Cybersecurity : Plug & Safe: Wie Irma Produktionsanlagen vor Hackerangriffen schützt

35-39 YEARS ARMS RAISED CABLE CHECKING COMMUNICATION COMPUTER NETWORK CONNECTION EQUIPMENT EXPERTISE FIXING FRONT VIEW INDOORS INTERNET IT SUPPORT LOOKING UP MAN MID ADULT MID ADULT MEN NETWORK CABLE NETWORK SERVER OCCUPATION ONE PERSON PANEL PEOPLE PHOTOGRAPHY REPAIRING SECURITY SERIOUS SERVER PANEL SERVER ROOM SKILL STANDING STUBBLE TECHNICIAN TECHNOLOGY WIRED WORKING
© CAIA IMAGE / Science Photo Library

Mit der zunehmenden Vernetzung der produzierenden Unternehmen mit Partnern, Lieferanten und Kunden steigen die Anforderungen — und damit auch die Bedrohungen. Dieser Tatsache müssen sich vor allem auch Fernwärmekraftwerke stellen. Die meisten Industrial Firewalls sind nicht in der Lage, die dazu im Einsatz stehenden dynamischen Verbindungen mit ihren verschiedensten Ports oder auch den Standard Web-Port (80) zuverlässig zu kontrollieren. So entstehen potenzielle Einfallstore, die Cyberangriffen viele Möglichkeiten der Verbreitung und der unbemerkten Beschaffung von Informationen eröffnen. Dazu zählen auch die Advanced Persistent Threats (APT), so genannte Bedrohungen, die mit hohem Aufwand und zielgerichtet die Standard-Schutzeinrichtungen umgehen und dabei häufig bislang unbekannte Schwachstellen (Zero-Day Exploits) ausnutzen. Solche Manipulationen und Angriffe können nur durch eine nachhaltige Überwachung der Produktionsanlagen-IT identifiziert und mögliche Schäden mittels einer intelligenten Echtzeitanalyse neutralisiert werden. „Neben den klassischen Einfallstoren bieten sich noch viel einfachere Angriffsflächen“, unterstreicht Holger Frank Dunke, Geschäftsführer von sys.co in Salzburg. „Zum Beispiel wenn ein Servicetechniker sein Notebook für eine Reparatur mit einer Anlage verbindet, kann sich Malware sehr leicht und völlig unabsichtlich Zugang verschaffen.“ Gerade Steuersysteme sind höchst anfällig für unbekannte oder sonst eher harmlose Vehikel. Als Ursache kommen also nicht immer nur Programme infrage. Dann ist ein beträchtlicher Schaden buchstäblich vorprogrammiert: Die Produktionsanlage wird wie von Geisterhand manipuliert, es entstehen mysteriöse Fehlfunktionen oder sie bleibt einfach stehen. Deshalb stellt die effiziente Absicherung von Produktionsanlagen gegen Cyberangriffe, interne Manipulationen oder fehlerhafte Konfigurationen eine zunehmende Herausforderung dar.
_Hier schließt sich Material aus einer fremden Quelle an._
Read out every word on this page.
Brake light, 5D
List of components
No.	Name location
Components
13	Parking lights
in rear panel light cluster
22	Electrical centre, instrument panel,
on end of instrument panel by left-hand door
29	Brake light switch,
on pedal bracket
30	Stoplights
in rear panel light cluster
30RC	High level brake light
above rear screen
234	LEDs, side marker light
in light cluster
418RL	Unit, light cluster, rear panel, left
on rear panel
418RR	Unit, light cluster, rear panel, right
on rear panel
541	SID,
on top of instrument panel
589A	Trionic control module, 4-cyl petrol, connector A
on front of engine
Firewalls und VPN können leicht umgangen werden

Trotzdem finden IT-Sicherheitsvorkehrungen in Produktionsanlagen immer noch überwiegend nach dem Prinzip der Perimeter-Sicherheit mit Firewalls und VPNs statt. Dies bedeutet, einzelne Bereiche werden voneinander abgetrennt, die untereinander nur zulässige Kommunikationsverbindungen erlauben. Solche Sicherheitselemente, die Datenverbindungen analysieren, sie präventiv zulassen oder gegebenenfalls blockieren, sind bei weitem nicht mehr ausreichend. Diese scheinbare Sicherheit wird heute spielend leicht durch simple „drive by“-Angriffsmethoden umgangen. Dafür wird der Schadcode quasi „huckepack“ in zugelassenen Verbindungen mittransportiert und kann so die vermeintlichen Barrieren ungehindert passieren. „Es gibt heute auch viele so genannte ‚getriggerte‘ Bedrohungen, wo zuerst gar nichts passiert“, betont Klaus Lussnig, Geschäftsführer von Industrial Automation in Innsbruck. „Erst nach etwa 200 Tagen wird der Schädling aktiv. Meist ist der Ursprung dann gar nicht mehr nachvollziehbar.“ Darum ist es angezeigt, dass die Spuren, die ein Trojaner hinterlässt, rechtzeitig erkannt werden.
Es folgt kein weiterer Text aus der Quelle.